Die EU-Kommission will prüfen, ob für den Ausbau des DHL-Luftdrehkreuzes am Flughafen Leipzig/ Halle illegale Subventionen geflossen sind. Sie hat daher ein offizielles Beihilfeprüfverfahren eröffnet. Zwar hatte die Kommission 2004 bereits Zuschüsse der beiden Bundesländer sowie des Bundes in Höhe von 70,8 Mill. Euro bewilligt - sie stört sich jedoch an zusätzlichen Subventionen der Länder Sachsen und Sachsen-Anhalt sowie an Schadensersatzzusagen für den Fall eines Nachtflugverbotes.

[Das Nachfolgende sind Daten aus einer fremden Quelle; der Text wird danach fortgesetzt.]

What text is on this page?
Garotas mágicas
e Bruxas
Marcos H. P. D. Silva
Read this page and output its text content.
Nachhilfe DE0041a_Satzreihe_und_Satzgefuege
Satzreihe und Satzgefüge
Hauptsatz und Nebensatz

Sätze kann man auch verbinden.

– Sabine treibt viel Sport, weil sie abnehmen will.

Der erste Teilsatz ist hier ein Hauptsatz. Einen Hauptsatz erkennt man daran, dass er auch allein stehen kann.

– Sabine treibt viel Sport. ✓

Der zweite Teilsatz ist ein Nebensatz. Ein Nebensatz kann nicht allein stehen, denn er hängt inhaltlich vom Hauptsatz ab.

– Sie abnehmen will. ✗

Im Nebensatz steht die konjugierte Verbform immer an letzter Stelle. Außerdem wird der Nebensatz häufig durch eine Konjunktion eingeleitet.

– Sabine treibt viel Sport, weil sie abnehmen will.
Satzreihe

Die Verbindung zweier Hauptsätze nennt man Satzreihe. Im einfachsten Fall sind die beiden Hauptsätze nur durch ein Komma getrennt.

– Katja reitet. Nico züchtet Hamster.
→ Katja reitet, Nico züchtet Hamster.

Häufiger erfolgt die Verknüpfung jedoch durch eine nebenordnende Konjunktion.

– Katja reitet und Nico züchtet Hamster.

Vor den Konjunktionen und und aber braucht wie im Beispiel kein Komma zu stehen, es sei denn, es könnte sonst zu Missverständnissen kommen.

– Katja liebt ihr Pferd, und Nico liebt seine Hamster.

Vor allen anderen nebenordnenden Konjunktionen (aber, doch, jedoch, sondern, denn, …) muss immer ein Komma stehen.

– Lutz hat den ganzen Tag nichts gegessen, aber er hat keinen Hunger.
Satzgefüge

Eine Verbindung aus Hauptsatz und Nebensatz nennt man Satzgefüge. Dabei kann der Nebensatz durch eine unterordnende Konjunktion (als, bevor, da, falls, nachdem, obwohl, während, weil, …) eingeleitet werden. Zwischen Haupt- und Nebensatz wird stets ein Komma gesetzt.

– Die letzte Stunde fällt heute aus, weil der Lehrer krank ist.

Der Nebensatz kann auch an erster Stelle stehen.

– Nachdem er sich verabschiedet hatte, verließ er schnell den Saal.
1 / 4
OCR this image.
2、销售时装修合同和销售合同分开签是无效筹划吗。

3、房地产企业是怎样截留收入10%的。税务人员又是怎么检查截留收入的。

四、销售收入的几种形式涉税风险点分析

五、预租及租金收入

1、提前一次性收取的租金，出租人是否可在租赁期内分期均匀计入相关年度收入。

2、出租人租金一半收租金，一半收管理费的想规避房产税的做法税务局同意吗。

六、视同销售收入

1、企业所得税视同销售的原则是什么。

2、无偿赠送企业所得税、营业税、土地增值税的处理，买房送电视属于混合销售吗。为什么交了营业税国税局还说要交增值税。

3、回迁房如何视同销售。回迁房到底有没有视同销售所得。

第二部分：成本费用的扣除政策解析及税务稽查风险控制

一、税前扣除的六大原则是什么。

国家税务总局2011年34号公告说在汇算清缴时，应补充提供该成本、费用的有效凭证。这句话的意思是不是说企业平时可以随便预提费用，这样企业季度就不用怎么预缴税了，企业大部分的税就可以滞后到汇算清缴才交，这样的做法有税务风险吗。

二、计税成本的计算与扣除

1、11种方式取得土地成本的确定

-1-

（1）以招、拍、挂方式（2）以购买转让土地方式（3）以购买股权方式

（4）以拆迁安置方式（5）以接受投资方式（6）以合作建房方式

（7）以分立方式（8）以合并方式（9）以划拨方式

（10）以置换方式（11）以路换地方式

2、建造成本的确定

"Wir haben die Vermutung, dass bei dieser Investition illegale Subventionen fließen", bestätigte ein Sprecher von EU-Wettbewerbskommissarin Neelie Kroes. Vor allem die Finanzierung der neuen Start- und Landebahn in Leipzig/Halle nährt diese Vermutung. Sie werde vom Land Sachsen als Haupteigner der Flughafengesellschaft finanziert, sei aber anscheinend DHL-Flügen vorbehalten, erklärte die Kommission. Damit sei fraglich, ob die sächsische Investition den Ansprüchen an eine marktwirtschaftliche Entscheidung genüge.
Die Dienststellen von Wettbewerbskommissarin Kroes haben den Verdacht, dass das Land Sachsen und andere öffentlich-rechtliche Gebietskörperschaften als Hauptanteilseigner der Gesellschaft Verluste des defizitären Flugplatzes ausgleichen. Diese Form der indirekten Subventionierung widerspricht dem EU-Wettbewerbsrecht.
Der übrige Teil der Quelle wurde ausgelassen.